Po 2 dniach dostałam telefon od ojca... Zmarła moja ukochana prababcia, która właściwie mnie wychowała. Serce rozpadło się na miliony kawałków. Szybki wyjazd do Polski, potem pogrzeb i całkowity młyn emocjonalny. Całe szczęście miałam po tym wszystkim jeszcze wolne + urlop. W międzyczasie wymyśliłam sobie jeszcze,że Grudzień to idealna okazja żeby zmienić pracę. W zawodzie pielęgniarki trzeba co roku wybierać dyżury w święta lub sylwestra. Nie wyobrażam sobie spędzać Świąt tylko z mężem z dala od rodziny, dlatego od kilku lat przepłacamy to brakiem sylwestra, ponieważ ja zawsze pracuję. W tym roku stwierdziłam że będzie inaczej! Tym samym złożyłam przedwczoraj wypowiedzenie i przez okres wypowiedzenia poprostu będę na chorobowym. Brzmi pięknie... Ale wiele mnie to kosztuje. Stres,że jeszcze nie mam nowej pracy, i że w zasadzie nie jest to wszystko do końca fear wobec pracodawcy przytłacza mnie. Ale w głębi serca czuję że potrzebuję pauzy i że wszystko będzie dobrze. Ten rok nocnych dyżurów naprawdę nie był łatwy. Po 4 tygodniach czuję dopiero że mój organizm wraca do równowagi. Zajrzałam ostatnio w mój kalendarzyk i okazało się że przed rozpoczęciem pracy nocnej, moje cykle były różnej długości ale często było to 27 dni lub 29 dni. Odkąd pracuję w nocnym rytmie, nie miałam krótszego cyklu niż 33 dni!! Przypadek?? Nie sądzę. W tym miesiącu ( 1 cykl z Castagnusem) cykl trwał 31 dni. Być może Castagnus coś zadziałał a być może powrót do normalnego trybu robi swoje. No ale do konkretów!! Moja wizyta u ginekologa już za mną. Byłam u niego w 14 dniu cyklu.
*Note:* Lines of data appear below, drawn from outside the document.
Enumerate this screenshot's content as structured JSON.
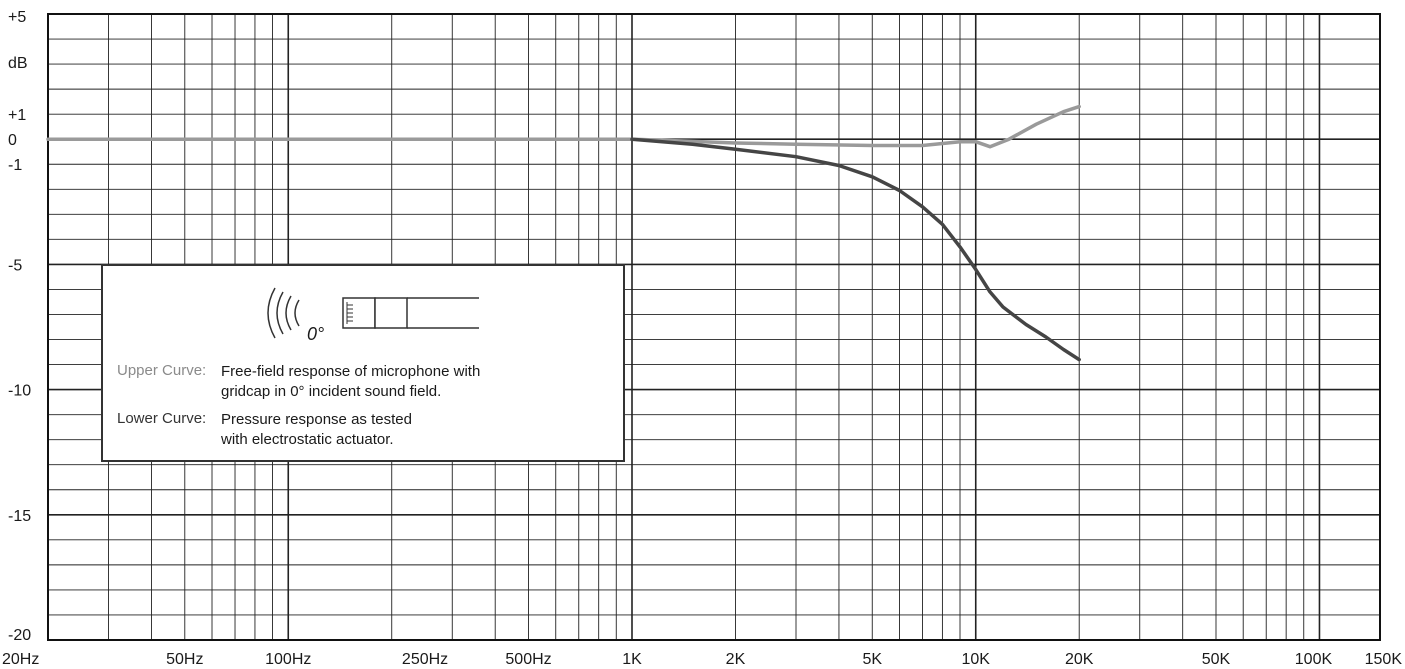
{
  "chart_data": {
    "type": "line",
    "xscale": "log",
    "xlim": [
      20,
      150000
    ],
    "ylim": [
      -20,
      5
    ],
    "grid": true,
    "ylabel": "dB",
    "x_ticks": [
      {
        "value": 20,
        "label": "20Hz"
      },
      {
        "value": 50,
        "label": "50Hz"
      },
      {
        "value": 100,
        "label": "100Hz"
      },
      {
        "value": 250,
        "label": "250Hz"
      },
      {
        "value": 500,
        "label": "500Hz"
      },
      {
        "value": 1000,
        "label": "1K"
      },
      {
        "value": 2000,
        "label": "2K"
      },
      {
        "value": 5000,
        "label": "5K"
      },
      {
        "value": 10000,
        "label": "10K"
      },
      {
        "value": 20000,
        "label": "20K"
      },
      {
        "value": 50000,
        "label": "50K"
      },
      {
        "value": 100000,
        "label": "100K"
      },
      {
        "value": 150000,
        "label": "150K"
      }
    ],
    "y_ticks": [
      {
        "value": 5,
        "label": "+5"
      },
      {
        "value": 1,
        "label": "+1"
      },
      {
        "value": 0,
        "label": "0"
      },
      {
        "value": -1,
        "label": "-1"
      },
      {
        "value": -5,
        "label": "-5"
      },
      {
        "value": -10,
        "label": "-10"
      },
      {
        "value": -15,
        "label": "-15"
      },
      {
        "value": -20,
        "label": "-20"
      }
    ],
    "series": [
      {
        "name": "Upper Curve",
        "color": "#9a9a9a",
        "x": [
          20,
          100,
          500,
          1000,
          2000,
          3000,
          5000,
          7000,
          9000,
          10000,
          11000,
          12500,
          15000,
          18000,
          20000
        ],
        "y": [
          0,
          0,
          0,
          0,
          -0.15,
          -0.2,
          -0.25,
          -0.25,
          -0.1,
          -0.1,
          -0.3,
          0,
          0.6,
          1.1,
          1.3
        ]
      },
      {
        "name": "Lower Curve",
        "color": "#454545",
        "x": [
          1000,
          1500,
          2000,
          3000,
          4000,
          5000,
          6000,
          7000,
          8000,
          9000,
          10000,
          11000,
          12000,
          14000,
          16000,
          18000,
          20000
        ],
        "y": [
          0,
          -0.2,
          -0.4,
          -0.7,
          -1.05,
          -1.5,
          -2.05,
          -2.7,
          -3.4,
          -4.3,
          -5.2,
          -6.1,
          -6.7,
          -7.4,
          -7.9,
          -8.4,
          -8.8
        ]
      }
    ]
  },
  "legend": {
    "angle": "0°",
    "upper_label": "Upper Curve:",
    "upper_text_1": "Free-field response of microphone with",
    "upper_text_2": "gridcap in 0° incident sound field.",
    "lower_label": "Lower Curve:",
    "lower_text_1": "Pressure response as tested",
    "lower_text_2": "with electrostatic actuator."
  }
}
Lekarz zajrzał tylko wziernikiem i mówi ,,wow, tu wygląda jakby Pani miała dziś dostać owulację''! A ja na to- no tak Panie doktorze, śluz zazwyczaj mam bardzo obfity, ale owulacji jeszcze poniżej 20 DC jeszcze u siebie nie zaobserwowałam...No to zrobimy USG i zobaczymy.
Rzut okiem na monitor no i tekst- ,,ma Pani rację... jajniki wyglądają dobrze ale pęcherzyki jeszcze małe, tu jest jeden większy ale mimo wszystko jeszcze mały''.
Pobrał mi krew, nie wiem dokładnie na co. Widziałam FSH i coś tam jeszcze, więc pewnie podstawowy zestaw. Kazał przyjść w poniedziałek na USG żeby zobaczyć czy ovu była i omówić wyniki.
Jak dla mnie super bo w końcu coś do przodu. Bałam się że odeślę mnie z kwitkiem i powie żeby się nie martwić i starać dalej.
Także czekam na Poniedziałek i dam znać co tam wyszło ;)

2 grudnia 2019, 18:28

18dc 8cs
Dziś od rana bieganina po lekarzach. Najpierw rodzinny- nasiedziałam się w kolejce jak głupia 😒... No ale najważniejsze,że zwolnienie w ręku więc na kolejne 10 dni mam ,, spokój''. Oczywiście musiałam zadzwonić do firmy, przekazać informację, do kiedy jestem chora, no i połączyli mnie z główną szefową a ta do mnie, że prosi o spotkanie i że chciałaby mi dać podwyżkę żebym tylko nie odchodziła 🙄.No cóż, mniejsza z tym.
Tak więc od rodzinnego szybko do domu, ogarnąć się i w drogę do ginekologa.
Byłam podekscytowana, że dowiem się czy owulacja była czy nie a tu dupa... Lekarz nie wie, w każdym bądź razie pęcherzyki jakieś małe. Z ostatnich wyników wyszło że testosteron za wysoki, ale to żaden problem bo jajniki wyglądają dobrze... Pobrali mi krew i kazał przyjść ponownie za 2 dni.
Suuuper.
2 dni temu miałam płodny śluz i czulam,że szyjka jest mocno otwarta. Niestety od dzisiaj mętny i lepki a szyjka przymyka się...
Jak dla mnie odpowiedź jest jasna- owulacji poprostu brak :(

6 grudnia 2019, 15:09

22dc 8cs
Dziś mikołajki a ja totalnie nie mam chumoru. Wczoraj dosyć miło spędziliśmy wieczór bo mąż miał urodziny. Fakt faktem był zmęczony bo ma intensywny okres w pracy, ale udało nam się wyjść do restauracji i nawet było sympatycznie. No ale nie mogła pozostać sielanka bo dziś pokłóciliśmy się o jakąś pierdołę 🙄. Jestem dziś poprostu zła na cały świat....ahh witaj druga fazo cyklu!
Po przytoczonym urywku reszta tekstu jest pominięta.